Nel giro di mezz’ora, i malviventi erano doloranti e legati a coppie schiena contro schiena e Nightbird, data un’ultima stretta particolarmente forte, poté finalmente raggiungere il ragazzo inginocchiato accanto all’altro tizio e si avvide che stava spiegando al telefono, con voce tremante, la loro posizione, probabilmente ad un’ambulanza. Si inginocchiò, sfilò i guanti e controllò le pulsazioni del ferito, il danno alla testa, che era stata fasciata con una sciarpa (era seta, quella?), e gli tastò leggermente gambe e braccia per cercare fratture; c’era sicuramente qualcosa che non andava nella spalla sinistra ed il naso era stato colpito molto forte, ma il resto del corpo, da un primo e sommario controllo, non sembrava mostrare altri danni e il respiro lento sembrava far ben sperare per la condizione della gabbia toracica.

– È... è vivo?

Nightbird alzò lo sguardo sul suo interlocutore e considerò i capelli, che dovevano essere stati accociati con cura fino a poco prima, scomposti, un labbro tumefatto, uno zigomo che iniziava a gonfiarsi e gli occhi dal colore più straordinario e bizzarro che gli fosse mai capitato di vedere, tanto che il loro azzurrogrigioverde si intravedeva anche nella luce giallognola del vicolo – come si intravedeva chiaramente che fossero sbarrati e lucidi per il terrore.

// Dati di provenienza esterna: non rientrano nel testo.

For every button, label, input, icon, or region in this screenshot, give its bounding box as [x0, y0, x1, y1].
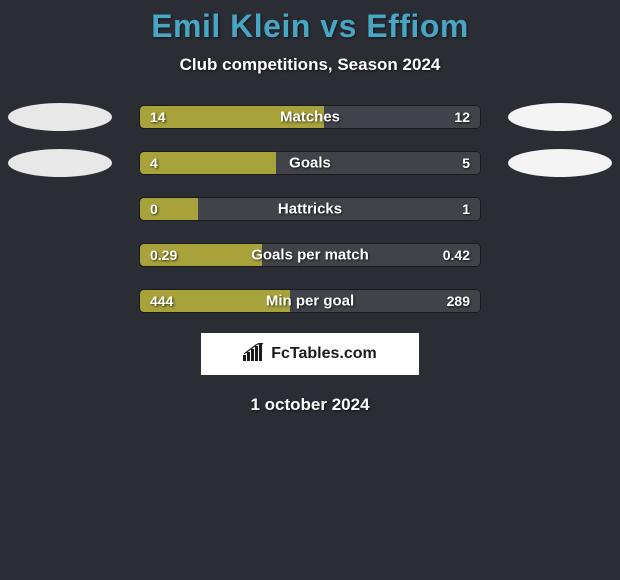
- stat-bar: Goals 4 5: [139, 151, 481, 175]
- stat-value-right: 289: [447, 293, 470, 309]
- stat-row: Goals per match 0.29 0.42: [0, 241, 620, 269]
- stat-value-left: 4: [150, 155, 158, 171]
- stat-rows: Matches 14 12 Goals 4 5 Hattricks 0 1 Goals per m…: [0, 103, 620, 315]
- stat-label: Goals per match: [251, 247, 369, 264]
- stat-value-right: 1: [462, 201, 470, 217]
- stat-value-right: 12: [454, 109, 470, 125]
- stat-row: Matches 14 12: [0, 103, 620, 131]
- stat-value-right: 5: [462, 155, 470, 171]
- stat-row: Goals 4 5: [0, 149, 620, 177]
- page-title: Emil Klein vs Effiom: [0, 8, 620, 45]
- comparison-infographic: Emil Klein vs Effiom Club competitions, …: [0, 0, 620, 415]
- stat-bar: Hattricks 0 1: [139, 197, 481, 221]
- stat-bar: Goals per match 0.29 0.42: [139, 243, 481, 267]
- date-label: 1 october 2024: [0, 395, 620, 415]
- stat-value-right: 0.42: [443, 247, 470, 263]
- player-right-oval: [508, 149, 612, 177]
- stat-bar: Min per goal 444 289: [139, 289, 481, 313]
- stat-value-left: 0.29: [150, 247, 177, 263]
- bar-chart-icon: [243, 343, 265, 366]
- stat-row: Min per goal 444 289: [0, 287, 620, 315]
- stat-label: Matches: [280, 109, 340, 126]
- stat-value-left: 14: [150, 109, 166, 125]
- stat-label: Min per goal: [266, 293, 354, 310]
- footer-attribution: FcTables.com: [201, 333, 419, 375]
- stat-label: Goals: [289, 155, 331, 172]
- footer-text: FcTables.com: [271, 345, 377, 363]
- bar-segment-left: [140, 152, 276, 174]
- stat-bar: Matches 14 12: [139, 105, 481, 129]
- player-left-oval: [8, 103, 112, 131]
- stat-value-left: 0: [150, 201, 158, 217]
- stat-value-left: 444: [150, 293, 173, 309]
- subtitle: Club competitions, Season 2024: [0, 55, 620, 75]
- stat-row: Hattricks 0 1: [0, 195, 620, 223]
- player-left-oval: [8, 149, 112, 177]
- stat-label: Hattricks: [278, 201, 342, 218]
- bar-segment-left: [140, 198, 198, 220]
- player-right-oval: [508, 103, 612, 131]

– Sì, è vivo. Se non fossi intervenuto, probabilmente lo avrebbero ucciso.

– Se non fossi intervenuto tu – balbettò l’altro – Ci avrebbero... ci... tutti e due.

Nightbird abbozzò un sorriso e infilò una mano nel tascapane sul fianco sinistro e ne estrasse due cioccolatini – Ma non è successo. E ho inviato un segnale alla stazione di polizia più vicina, quindi da poco un paio di volanti e l’ambulanza saranno qui, porteranno quella feccia in prigione e voi in ospedale. Su, prendi.

Kurt allungò la mano, ne prese uno, lo scartò e lo mise in bocca senza discutere.

– Se penso che sono nella settima clou dell’assurda dieta dissociata che mi ha passato Rachel...

– Sei sotto shock. In caso di shock, le diete non contano. E non ne hai bisogno comunque – l’altro deglutì il cioccolatino e Blaine gli mise in mano il secondo – Ne ho altri, mangia.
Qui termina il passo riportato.